In this section we describe how to tweak the default Dex deployment (see also the corresponding section in official Kubeflow docs). Specifically:

  • change password of default user
  • change frontend theme and issuer
  • change credentials of OIDC client

By default, Dex is installed with a single static user. To change its password or create new users, one has to modify the ConfigMap patch.

Note

Here we avoid modifying params.env and use variable substitution inside the ConfigMap, since this limits us to a single user.

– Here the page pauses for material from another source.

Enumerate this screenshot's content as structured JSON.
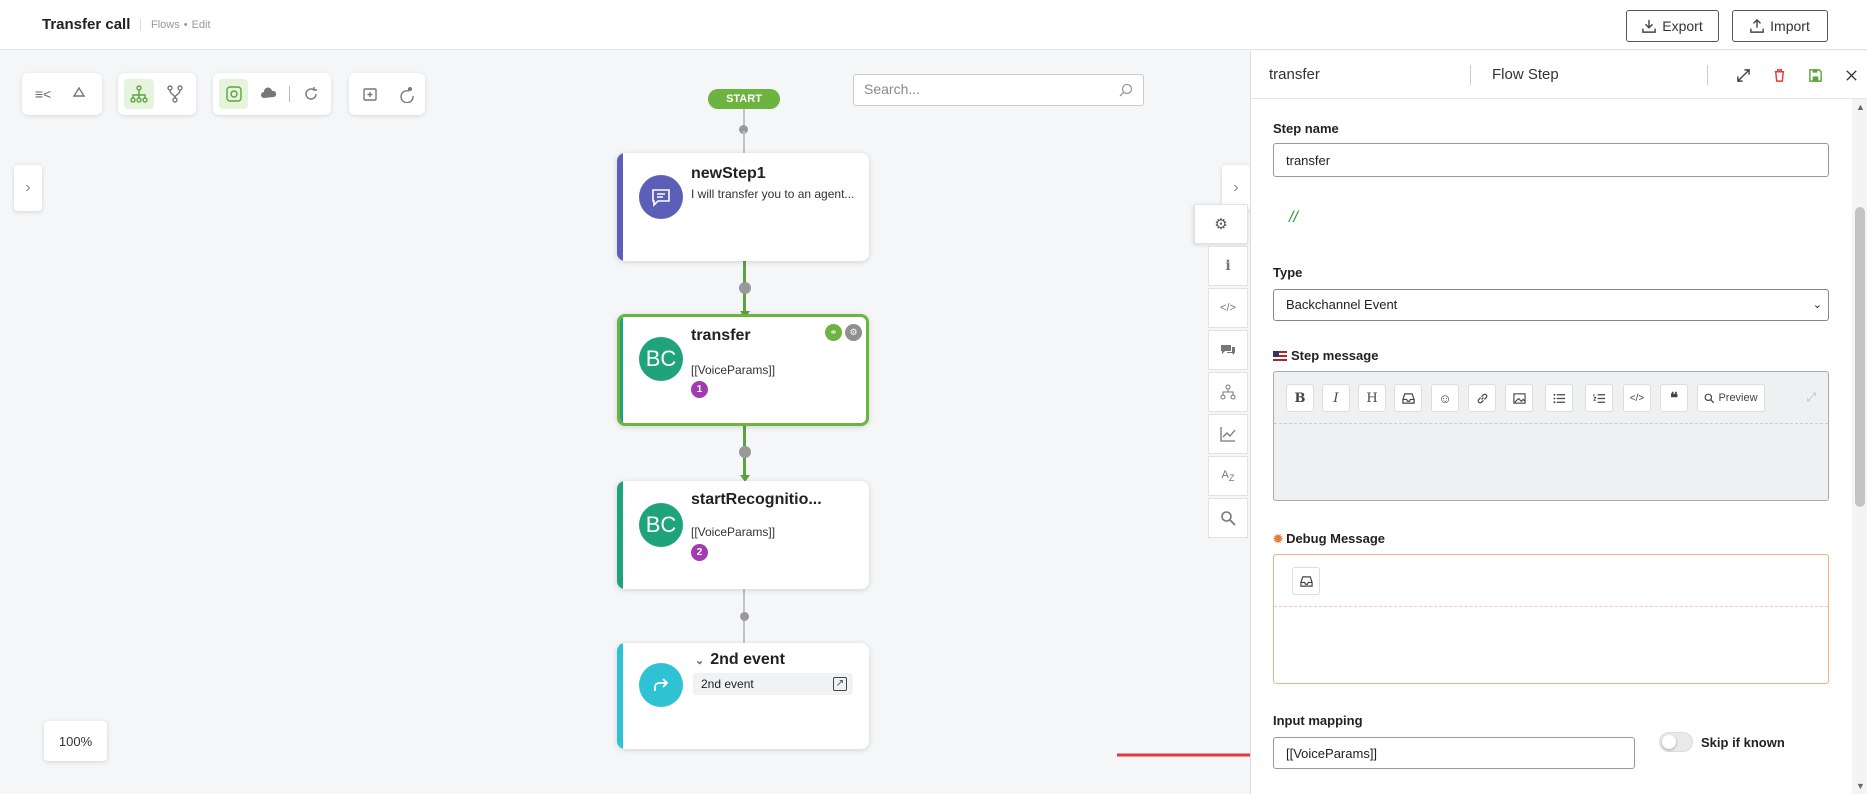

First pick a password and hash it, and a UUID:

$ python3 -c 'from passlib.hash import bcrypt; import getpass; print(bcrypt.using(rounds=12, ident="2y").hash(getpass.getpass()))'
$ cat /proc/sys/kernel/random/uuid

Edit kubeflow/manifests/dex-auth/dex-crds/overlays/deploy/patches/config-map.yaml and:

apiVersion: v1 kind: ConfigMap
metadata:
  name: dex
data:
   ...
  staticPasswords:
  - email: user
    hash: <enter the generated hash here>
    username: user
    userID: <enter the random UUID here>

Change the default frontend theme and issuer. Edit the configmap again and:

apiVersion: v1
kind: ConfigMap
metadata:
  name: dex
data:
  config.yaml: |
    frontend:
      dir: /arrikto_web
      issuer: Kubeflow
      theme: ekf

Finally, to change the OIDC client credentials, edit kubeflow/manifests/dex-auth/dex-crds/overlays/deploy/secret_params.env and:

OIDC_CLIENT_ID=kubeflow-oidc-authservice
OIDC_CLIENT_SECRET=pUBnBOY80SnXgjibTYM9ZWNzY2xreNGQok

Important

If one changes the default values, one should update the corresponding secret of oidc-authservice component, i.e., match with kubeflow/manifests/istio/oidc-authservice/overlays/deploy/secret_params.env

Commit and apply changes:

$ git commit -am "dex: Change default user, OIDC client creds and theme"
$ rok-deploy --apply kubeflow/manifests/dex-auth/dex-crds/overlays/deploy

For changes to take effect we have to restart the pods manually:

$ kubectl delete pods -n auth -l app=dex
$ kubectl delete pods -n istio-system -l app=authservice

Upgrade

Kubeflow manifests are upgraded in a fetch/rebase/apply manner.

To upgrade Kubeflow:

  1. Follow the Upgrade manifests guide

  2. Re-apply the manifests:

    $ rok-deploy --apply install/kubeflow
    
  3. Finally, make sure to validate the updated Kubeflow deployment by following the Verify section.

Cleanup

To delete a Kubeflow deployment:

  1. Go to your deployments repository:

    $ cd ~/ops/deployments/
    
  2. Purge your Kubeflow installation:

    $ kustomize build install/kubeflow | kubectl delete -f -
    

    Important

    This will delete all Kubeflow related resources including the kubeflow namespace and all user namespaces, i.e., kubeflow-XXX.

    Note

    If you come across the following error about a resource X, you may ignore it:

    Error from server (NotFound): error when deleting "STDIN": ...
    

    This occurs when the deletion of some other resource triggers the deletion of X prior to the kubectl delete.

    Note

    If a user namespace, e.g., kubeflow-user is stuck in a Terminating phase, please take a look at our Troubleshooting FAQ which may contain useful information on how to proceed.